Ongoing coronavirus outbreak continues to dominate the headlines. It is not surprising that the outbreak created additional pressure on the stock indexes.
For example, The S&P 500 lost $1.737 trillion of its value during its two-day market sell-off. On Monday, the equity benchmark lost $927 billion in value. Moreover, the following day the S&P 500 lost $810 billion in value.
U.S. markets declined for the second day in a row.
The Dow Jones Industrial Average declined 879 points or about 3.2% on Tuesday. Furthermore, the index’s gains from the beginning of the year disappeared on Monday, and Tuesday marked its fourth-largest swing from highest to the lowest point in a single session.
The broader S&P 500 fell by 3%, more than 7% below its most recent high. The Nasdaq Composite dropped 2.8%; moreover, the index is nearly 9% below its latest peak.
Stock indexes and Coronavirus
The current situation is a severe challenge for the stock indexes.
Many world-famous companies such as Apple, Nike, United Airlines, and Mastercard underlined the importance of this virus on their earnings.
On Monday, the number of confirmed cases in Italy and South Korea affected the global markets.
It is worth mentioning that the U.S. Federal Reserve is closely monitoring the Coronavirus’s spread and its economic impact. According to Vice Chairman Richard Clarida, it is too early to speculate about its effects.
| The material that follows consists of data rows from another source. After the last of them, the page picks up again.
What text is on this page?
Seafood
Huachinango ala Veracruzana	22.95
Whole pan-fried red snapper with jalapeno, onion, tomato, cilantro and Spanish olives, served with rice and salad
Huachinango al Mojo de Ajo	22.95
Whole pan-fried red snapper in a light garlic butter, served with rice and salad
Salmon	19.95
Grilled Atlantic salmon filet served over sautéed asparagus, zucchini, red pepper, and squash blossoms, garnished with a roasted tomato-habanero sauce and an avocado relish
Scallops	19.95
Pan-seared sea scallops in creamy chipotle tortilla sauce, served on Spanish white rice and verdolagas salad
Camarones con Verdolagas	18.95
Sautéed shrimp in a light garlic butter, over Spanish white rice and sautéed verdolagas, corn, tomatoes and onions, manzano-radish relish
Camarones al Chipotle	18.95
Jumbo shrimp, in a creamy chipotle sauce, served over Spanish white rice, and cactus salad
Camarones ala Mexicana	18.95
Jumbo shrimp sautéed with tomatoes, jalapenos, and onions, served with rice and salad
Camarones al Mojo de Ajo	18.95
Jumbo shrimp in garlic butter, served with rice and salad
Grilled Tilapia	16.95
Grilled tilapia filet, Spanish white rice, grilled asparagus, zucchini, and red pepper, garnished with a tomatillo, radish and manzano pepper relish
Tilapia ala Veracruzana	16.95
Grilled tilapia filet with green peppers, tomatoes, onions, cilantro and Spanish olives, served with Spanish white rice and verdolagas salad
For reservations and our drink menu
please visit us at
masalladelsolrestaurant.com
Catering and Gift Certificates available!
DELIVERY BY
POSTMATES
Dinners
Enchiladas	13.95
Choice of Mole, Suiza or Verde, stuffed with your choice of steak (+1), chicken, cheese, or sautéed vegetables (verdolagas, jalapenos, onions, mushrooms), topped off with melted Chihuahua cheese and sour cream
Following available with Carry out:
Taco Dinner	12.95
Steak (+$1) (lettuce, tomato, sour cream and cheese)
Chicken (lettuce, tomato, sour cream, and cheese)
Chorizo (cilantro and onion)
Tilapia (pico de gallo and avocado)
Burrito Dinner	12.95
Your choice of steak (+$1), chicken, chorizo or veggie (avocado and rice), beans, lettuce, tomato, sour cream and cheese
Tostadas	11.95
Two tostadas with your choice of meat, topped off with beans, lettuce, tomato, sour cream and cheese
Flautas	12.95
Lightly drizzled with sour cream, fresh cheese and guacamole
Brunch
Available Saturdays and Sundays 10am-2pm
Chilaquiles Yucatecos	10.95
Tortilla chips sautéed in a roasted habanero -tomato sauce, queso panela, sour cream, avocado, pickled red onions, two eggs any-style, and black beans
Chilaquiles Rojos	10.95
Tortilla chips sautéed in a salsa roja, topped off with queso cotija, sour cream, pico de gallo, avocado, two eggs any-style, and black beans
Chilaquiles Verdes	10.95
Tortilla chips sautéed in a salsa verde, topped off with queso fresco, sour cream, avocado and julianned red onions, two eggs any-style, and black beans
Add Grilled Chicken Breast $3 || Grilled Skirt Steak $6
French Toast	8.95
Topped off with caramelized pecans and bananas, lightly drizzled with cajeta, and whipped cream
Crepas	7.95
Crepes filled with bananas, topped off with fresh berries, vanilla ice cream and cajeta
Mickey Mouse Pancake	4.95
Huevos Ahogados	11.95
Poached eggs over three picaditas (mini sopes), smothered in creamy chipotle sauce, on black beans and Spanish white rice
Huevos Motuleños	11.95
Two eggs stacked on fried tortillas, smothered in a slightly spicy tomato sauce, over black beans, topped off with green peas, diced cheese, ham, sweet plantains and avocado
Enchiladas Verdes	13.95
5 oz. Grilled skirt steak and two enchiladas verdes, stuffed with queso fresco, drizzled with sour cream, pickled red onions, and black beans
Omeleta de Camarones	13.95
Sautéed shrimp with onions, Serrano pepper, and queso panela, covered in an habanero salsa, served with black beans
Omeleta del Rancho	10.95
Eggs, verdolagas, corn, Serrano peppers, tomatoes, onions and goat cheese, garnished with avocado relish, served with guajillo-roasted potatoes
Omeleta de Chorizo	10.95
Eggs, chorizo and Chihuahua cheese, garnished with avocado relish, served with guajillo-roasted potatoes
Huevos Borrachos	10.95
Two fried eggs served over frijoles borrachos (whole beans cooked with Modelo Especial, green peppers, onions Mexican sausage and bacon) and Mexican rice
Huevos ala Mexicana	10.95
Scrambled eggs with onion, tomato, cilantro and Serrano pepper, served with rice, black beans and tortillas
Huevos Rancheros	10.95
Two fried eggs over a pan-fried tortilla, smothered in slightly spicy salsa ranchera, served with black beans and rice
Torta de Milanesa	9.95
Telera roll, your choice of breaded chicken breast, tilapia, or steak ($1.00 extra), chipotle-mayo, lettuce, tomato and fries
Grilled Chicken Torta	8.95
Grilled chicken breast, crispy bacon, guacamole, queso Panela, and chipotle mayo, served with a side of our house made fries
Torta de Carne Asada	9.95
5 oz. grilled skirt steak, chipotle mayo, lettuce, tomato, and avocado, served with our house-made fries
The virus reached many countries outside of Asia. The governments in cooperation with the World Health Organization are trying to contain the virus outbreak.
Stock indexes not only in the U.S. but around the world are struggling to overcome the uncertainty caused by the virus outbreak. It won’t be easy to reassure the investors that everything is under control. The international community should work together as otherwise, it will be impossible to strengthen the global economy. The biggest challenge at the moment is how to stabilize the markets without side effects.